Allen, there's no monetary compensation or award for the position of "Gamma Poster Boy," so other than some masochistic desire to be ridiculed or to publicly relinquish any residual claim to being taken seriously, what does it gain you to debase yourself in this manner? Contrary to what you might have been told, negative attention is NOT preferable to none at all.

mh01701@gmail.com said...

Perhaps a 12 step program for emotional addicts.

Ron said...
This comment has been removed by the author.
SirHamster said...

So no one else sees the hypocrisy in this line?

"If you can't deal with the fact that the big dogs on this project are insanely busy, you won't fit in. There simply isn't space for divas and egos on the team."



No hypocrisy. He and the others driving the Infogalactic team are in fact the big dogs of the project. There is in fact no room for divas and egos on the team.

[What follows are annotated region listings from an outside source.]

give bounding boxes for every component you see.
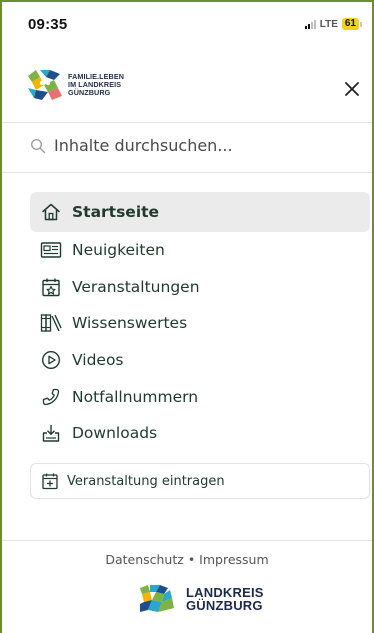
battery-level: 61 [341, 18, 359, 30]
nav-label-videos: Videos [72, 351, 124, 370]
nav-item-downloads[interactable]: Downloads [30, 415, 370, 452]
logo-line-3: GÜNZBURG [68, 88, 111, 98]
play-circle-icon [40, 349, 62, 371]
familie-logo-emblem-icon [28, 70, 62, 100]
nav-item-notfallnummern[interactable]: Notfallnummern [30, 378, 370, 415]
close-icon [345, 82, 359, 96]
nav-item-wissenswertes[interactable]: Wissenswertes [30, 305, 370, 342]
search-input[interactable] [54, 136, 334, 155]
nav-item-neuigkeiten[interactable]: Neuigkeiten [30, 232, 370, 269]
footer-divider [2, 540, 372, 541]
landkreis-logo[interactable]: LANDKREIS GÜNZBURG [138, 584, 264, 614]
imprint-link[interactable]: Impressum [199, 552, 268, 567]
phone-icon [40, 386, 62, 408]
nav-item-startseite[interactable]: Startseite [30, 192, 370, 232]
landkreis-logo-text: LANDKREIS GÜNZBURG [186, 586, 264, 612]
landkreis-logo-emblem-icon [140, 585, 174, 612]
nav-item-veranstaltungen[interactable]: Veranstaltungen [30, 269, 370, 306]
footer-links: Datenschutz • Impressum [2, 552, 372, 567]
download-icon [40, 422, 62, 444]
nav-label-downloads: Downloads [72, 424, 158, 443]
battery-icon: 61 [341, 18, 362, 30]
nav-label-veranstaltungen: Veranstaltungen [72, 277, 200, 296]
search-icon [30, 138, 46, 153]
signal-icon [304, 19, 316, 29]
main-navigation: Startseite Neuigkeiten Veranstaltungen W… [30, 192, 370, 452]
books-icon [40, 312, 62, 334]
familie-logo-text: FAMILIE.LEBEN IM LANDKREIS GÜNZBURG [68, 72, 124, 98]
add-event-label: Veranstaltung eintragen [67, 473, 225, 489]
status-indicators: LTE 61 [304, 18, 362, 30]
privacy-link[interactable]: Datenschutz [105, 552, 184, 567]
header-divider [2, 122, 372, 123]
nav-label-notfallnummern: Notfallnummern [72, 387, 199, 406]
search-bar[interactable] [30, 136, 334, 155]
calendar-plus-icon [41, 472, 59, 490]
app-window: 09:35 LTE 61 FAMILIE.LEBEN IM LANDKREIS … [0, 0, 374, 633]
close-button[interactable] [340, 77, 364, 101]
network-type: LTE [319, 18, 338, 30]
calendar-star-icon [40, 276, 62, 298]
home-icon [40, 201, 62, 223]
add-event-button[interactable]: Veranstaltung eintragen [30, 463, 370, 499]
familie-leben-logo[interactable]: FAMILIE.LEBEN IM LANDKREIS GÜNZBURG [26, 68, 124, 102]
footer-separator: • [187, 552, 196, 567]
nav-label-wissenswertes: Wissenswertes [72, 314, 188, 333]
status-time: 09:35 [28, 16, 68, 33]
search-divider [2, 172, 372, 173]
newspaper-icon [40, 239, 62, 261]
nav-label-startseite: Startseite [72, 203, 160, 221]
nav-item-videos[interactable]: Videos [30, 342, 370, 379]
nav-label-neuigkeiten: Neuigkeiten [72, 241, 165, 260]
menu-header: FAMILIE.LEBEN IM LANDKREIS GÜNZBURG [2, 52, 372, 122]
footer-logo-line-2: GÜNZBURG [186, 598, 263, 613]
status-bar: 09:35 LTE 61 [2, 2, 372, 42]
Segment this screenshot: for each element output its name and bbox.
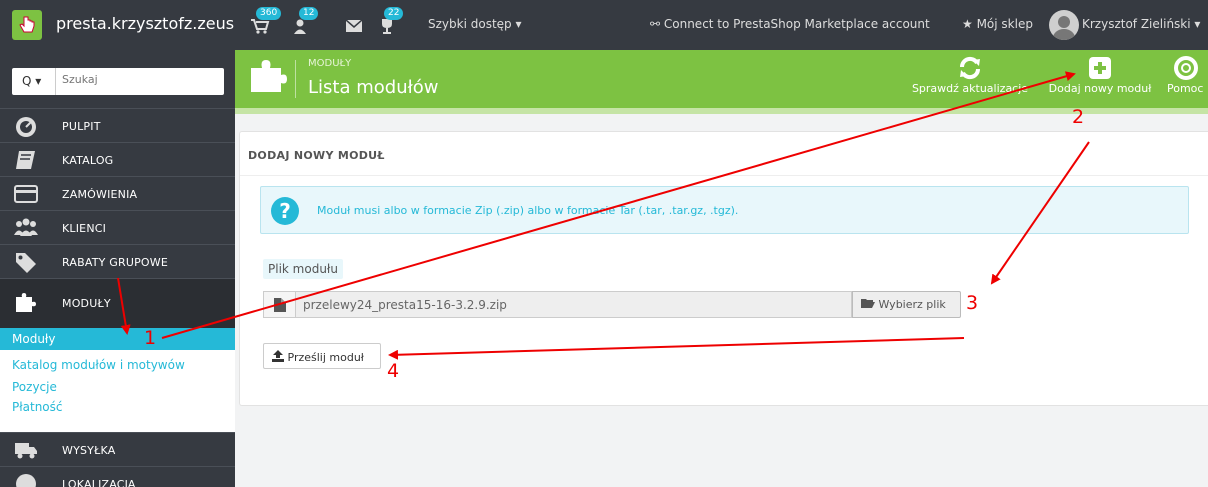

That's the plain truth.

Your reaction has revealed yourself to be a diva and disqualified yourself from being a part of the IG team.

Now die to your prideful self and become a better man for it.

Feather Blade said...
This comment has been removed by the author.
Feather Blade said...

Hate to say this Allen, but your approach started out at "unprofessional" and declined precipitously from there.

If I were a hiring manager, I wouldn't hire someone whose first contact started with "Hey there, yea, so," even for a job like running a hot dog cart on the beach.

Ron said...

@SirHamster

Now die to your prideful self and become a better man for it.

That was a really good way to put it. Wow, it's painful to do that, but absolutely necessary.

Mooga Booga said...

I'm not going to get inside your head, Allen, but I wish you would. When two weeks passed without a response, why didn't you write something more neutral, like, "I'm sure you're busy, but I'm curious to know whether you've received my application"? More flies with honey, and all that.

Neutrinoide said...

Allen don't bother. Vox is just a dick trying to justifying his actions. He knows he would of trigger you because he was trigger too.